Things that should never be done again

  

The closing of 19 diplomatic missions by the United States in the Middle East and north Africa.
Yes, we cannot know precisely what the intelligence threat was; and surely it would have been appropriate to close a few missions and to dramatically step up security elsewhere.  But shutting down embassies across an entire region sends a message of weakness and fear, and is nothing less than an embarrassment for an America that remains indispensable to hope for stability and eventual peace in the troubled Middle East.
The release of any Palestinian prisoners convicted of murder beyond those already agreed to by the Government of Israel.
When a peace agreement is signed by the Government of Israel and the Palestinian Authority, it will include provisions for a general release of prisoners held by Israel.  Even then, Israelis—and Jews everywhere—will wince, but the need will be obvious and the benefit clear.  But absent an overall agreement, releasing convicted killers weakens Israel’s strategic position and undermines her case in the war against terror.  Peace talks are critical and concessions will be necessary, but prisoner releases work against Israel’s political goals by generating despair among the families of the victims and angering and demoralizing all of Israel’s citizens.
The issuing of permits for settlements beyond the settlement blocks.
With the world focused on the Israeli-Palestinian talks and with the United States committed to moving the process forward, it was, to say the least, politically unwise for the Government of Israel to approve housing starts in the territories just before the talks were to begin.  Still, there are distinctions to be made here.  Settlement in the major settlement blocks is controversial now because of the special sensitivities surrounding the recently renewed negotiations, but the case can be made that such settlement will not be an obstacle to an eventual agreement.  But approving permits to build in the isolated settlements outside of the blocks—which Israel also did recently—is especially infuriating to America; such construction will be an obstacle to the possibility of peace, and it violates specific commitments given to President Bush in 2004 in which Israel promised to refrain from such activity.

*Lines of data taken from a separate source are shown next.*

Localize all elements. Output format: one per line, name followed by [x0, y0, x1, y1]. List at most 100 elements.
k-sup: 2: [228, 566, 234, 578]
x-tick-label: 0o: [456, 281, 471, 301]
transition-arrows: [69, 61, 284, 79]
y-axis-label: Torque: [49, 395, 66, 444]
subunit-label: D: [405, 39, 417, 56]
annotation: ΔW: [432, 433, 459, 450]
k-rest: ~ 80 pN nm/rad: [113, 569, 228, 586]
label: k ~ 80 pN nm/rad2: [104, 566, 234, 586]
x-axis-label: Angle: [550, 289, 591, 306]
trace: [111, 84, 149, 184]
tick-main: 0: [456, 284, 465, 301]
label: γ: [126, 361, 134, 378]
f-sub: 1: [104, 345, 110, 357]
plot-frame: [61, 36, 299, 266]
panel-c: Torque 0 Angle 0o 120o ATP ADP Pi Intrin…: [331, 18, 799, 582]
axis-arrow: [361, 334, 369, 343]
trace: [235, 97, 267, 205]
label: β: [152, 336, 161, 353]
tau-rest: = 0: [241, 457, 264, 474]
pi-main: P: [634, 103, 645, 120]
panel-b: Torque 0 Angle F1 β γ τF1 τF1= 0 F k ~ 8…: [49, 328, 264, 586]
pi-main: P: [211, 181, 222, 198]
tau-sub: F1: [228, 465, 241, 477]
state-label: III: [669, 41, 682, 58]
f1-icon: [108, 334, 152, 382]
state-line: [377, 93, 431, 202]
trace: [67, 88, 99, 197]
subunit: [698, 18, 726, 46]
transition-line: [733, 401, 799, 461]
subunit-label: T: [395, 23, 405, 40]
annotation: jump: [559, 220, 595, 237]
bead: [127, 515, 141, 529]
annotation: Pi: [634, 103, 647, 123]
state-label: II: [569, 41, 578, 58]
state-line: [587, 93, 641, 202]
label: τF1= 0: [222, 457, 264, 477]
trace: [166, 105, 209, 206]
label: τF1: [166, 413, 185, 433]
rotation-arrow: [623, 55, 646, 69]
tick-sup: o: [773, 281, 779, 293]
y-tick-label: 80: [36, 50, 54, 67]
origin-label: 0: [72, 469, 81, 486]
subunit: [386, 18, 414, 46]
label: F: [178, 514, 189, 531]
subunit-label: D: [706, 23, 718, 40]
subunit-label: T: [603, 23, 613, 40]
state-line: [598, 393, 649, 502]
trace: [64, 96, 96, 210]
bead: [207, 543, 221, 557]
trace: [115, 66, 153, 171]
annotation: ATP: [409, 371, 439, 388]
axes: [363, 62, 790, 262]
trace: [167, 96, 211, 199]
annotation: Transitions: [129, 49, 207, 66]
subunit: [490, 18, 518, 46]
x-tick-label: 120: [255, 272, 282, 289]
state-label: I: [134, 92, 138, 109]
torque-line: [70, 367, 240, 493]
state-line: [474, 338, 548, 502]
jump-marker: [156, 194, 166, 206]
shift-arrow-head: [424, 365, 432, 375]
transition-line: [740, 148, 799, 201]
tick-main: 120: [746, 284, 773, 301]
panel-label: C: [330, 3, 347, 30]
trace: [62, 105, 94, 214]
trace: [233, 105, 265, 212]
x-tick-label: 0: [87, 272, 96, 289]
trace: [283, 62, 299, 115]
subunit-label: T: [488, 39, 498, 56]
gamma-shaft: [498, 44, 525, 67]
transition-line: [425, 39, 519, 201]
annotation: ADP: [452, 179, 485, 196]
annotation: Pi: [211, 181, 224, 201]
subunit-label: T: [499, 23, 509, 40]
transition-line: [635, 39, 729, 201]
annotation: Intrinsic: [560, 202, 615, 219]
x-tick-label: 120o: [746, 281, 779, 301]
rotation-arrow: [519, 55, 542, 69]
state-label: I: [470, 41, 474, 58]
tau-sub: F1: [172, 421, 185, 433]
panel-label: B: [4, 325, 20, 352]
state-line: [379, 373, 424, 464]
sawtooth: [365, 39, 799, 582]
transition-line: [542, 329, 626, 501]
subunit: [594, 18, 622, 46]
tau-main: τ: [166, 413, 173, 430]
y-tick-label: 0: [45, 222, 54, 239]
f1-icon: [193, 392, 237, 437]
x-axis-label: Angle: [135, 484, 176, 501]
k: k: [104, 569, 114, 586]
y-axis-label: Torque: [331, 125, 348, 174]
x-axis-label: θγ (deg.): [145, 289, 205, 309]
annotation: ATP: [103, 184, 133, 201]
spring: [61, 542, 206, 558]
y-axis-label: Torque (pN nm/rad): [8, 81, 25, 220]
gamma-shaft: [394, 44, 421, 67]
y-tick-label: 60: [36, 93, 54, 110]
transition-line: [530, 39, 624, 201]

The toleration of offensive, racist, or anti-Arab statements by religious leaders employed by the State of Israel.
Rabbis Lau and Joseph have taken office as Chief Rabbis of Israel.  Most Israelis—and most Jews everywhere—have given up on any possibility that the Chief Rabbinate will be a force for enlightenment and understanding in Israel and throughout the world.  My own hope is that they will simply remain silent and cause no more distress to a Jewish world that has been profoundly embarrassed by the endless stream of outrageous statements issuing from Israel’s religious establishment.  But if they and others in Israel’s massive religious bureaucracy—municipal rabbis, rabbinical court judges, kashrut officials—cannot conduct themselves in a way that is consistent with the accepted norms of a democratic society, their ties to the government apparatus must be terminated.  An individual rabbi, of course, is free to say anything that he wishes, but a religious official who takes a salary from the government is not.  The next time such an utterance is made, the statements should be condemned and the official should be fired.  The time has come for zero tolerance of those who abuse their public positions to bring Judaism, a tradition of compassion and respect for difference, into disrepute.